Je voudrais ici évoquer quelques séances à ses côtés. Chacun d'entre nous a pu connaître Hubert Curien dans différentes fonctions. C'est ainsi que j'ai siégé à ses côtés pendant plusieurs années dans le jury des chaires Biaise Pascal. Les chaires Biaise Pascal sont des chaires magnifiques qu'a créées la Région Ile-de-France, extrêmement bien dotées, et qui dans ces conditions font l'objet d'une compétition absolument féroce. Toutes les disciplines se retrouvent dans le jury. J'ai donc siégé je crois trois fois dans ce jury des chaires Biaise Pascal, où la tendance naturelle de chaque membre d'un jury est d'arriver et de planter son couteau sur la table pour défendre son ou ses candidats. Je n'ai jamais compris comment nous réussissions à l'issue de quelques heures de discussion à ce que un consensus se fasse sans jamais aucun vote ! Je ne sais pas si vous imaginez, si certains d'entre vous ont pu assister à d'autres manifestations de cette nature, ce que cela représente.

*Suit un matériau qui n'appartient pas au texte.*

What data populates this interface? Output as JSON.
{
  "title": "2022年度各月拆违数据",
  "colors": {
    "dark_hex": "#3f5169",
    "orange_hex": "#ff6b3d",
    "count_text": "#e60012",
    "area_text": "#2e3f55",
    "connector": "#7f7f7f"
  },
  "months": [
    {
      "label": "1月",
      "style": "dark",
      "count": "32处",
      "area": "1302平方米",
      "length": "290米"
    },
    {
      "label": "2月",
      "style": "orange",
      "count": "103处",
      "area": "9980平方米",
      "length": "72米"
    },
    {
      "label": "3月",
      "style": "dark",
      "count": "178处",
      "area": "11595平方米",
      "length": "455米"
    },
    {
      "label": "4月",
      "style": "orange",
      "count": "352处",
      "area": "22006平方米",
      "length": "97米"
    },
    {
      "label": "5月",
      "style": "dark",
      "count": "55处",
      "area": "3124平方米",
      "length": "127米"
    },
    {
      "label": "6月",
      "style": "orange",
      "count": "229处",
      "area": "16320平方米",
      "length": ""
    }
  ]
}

Je voudrais peut-être, avant de conclure, dire que je trouve que la cérémonie d'aujourd'hui, que M. d'Aubert va réellement conclure, est tout de même très emblématique. Nous avons entendu ce soir des personnalités qui ont des options personnelles fort différentes ; mais je me réjouis de constater que ce pour quoi Hubert Curien s'est battu toute sa vie, à savoir la science, la recherche, l'enseignement supérieur, fait bien l'objet d'un accord unanime dans les priorités exprimées devant vous. Je me réjouis que ceci s'impose à tous nos concitoyens, et je le prends comme un gage d'un avenir meilleur pour notre recherche et notre science, que nous attendons je dois dire avec beaucoup d'impatience.
Mesdames, Messieurs, le temps de conclure est arrivé. Je crois que nous sommes tous aujourd'hui orphelins. En tout cas, c'est bien comme cela que je le ressens.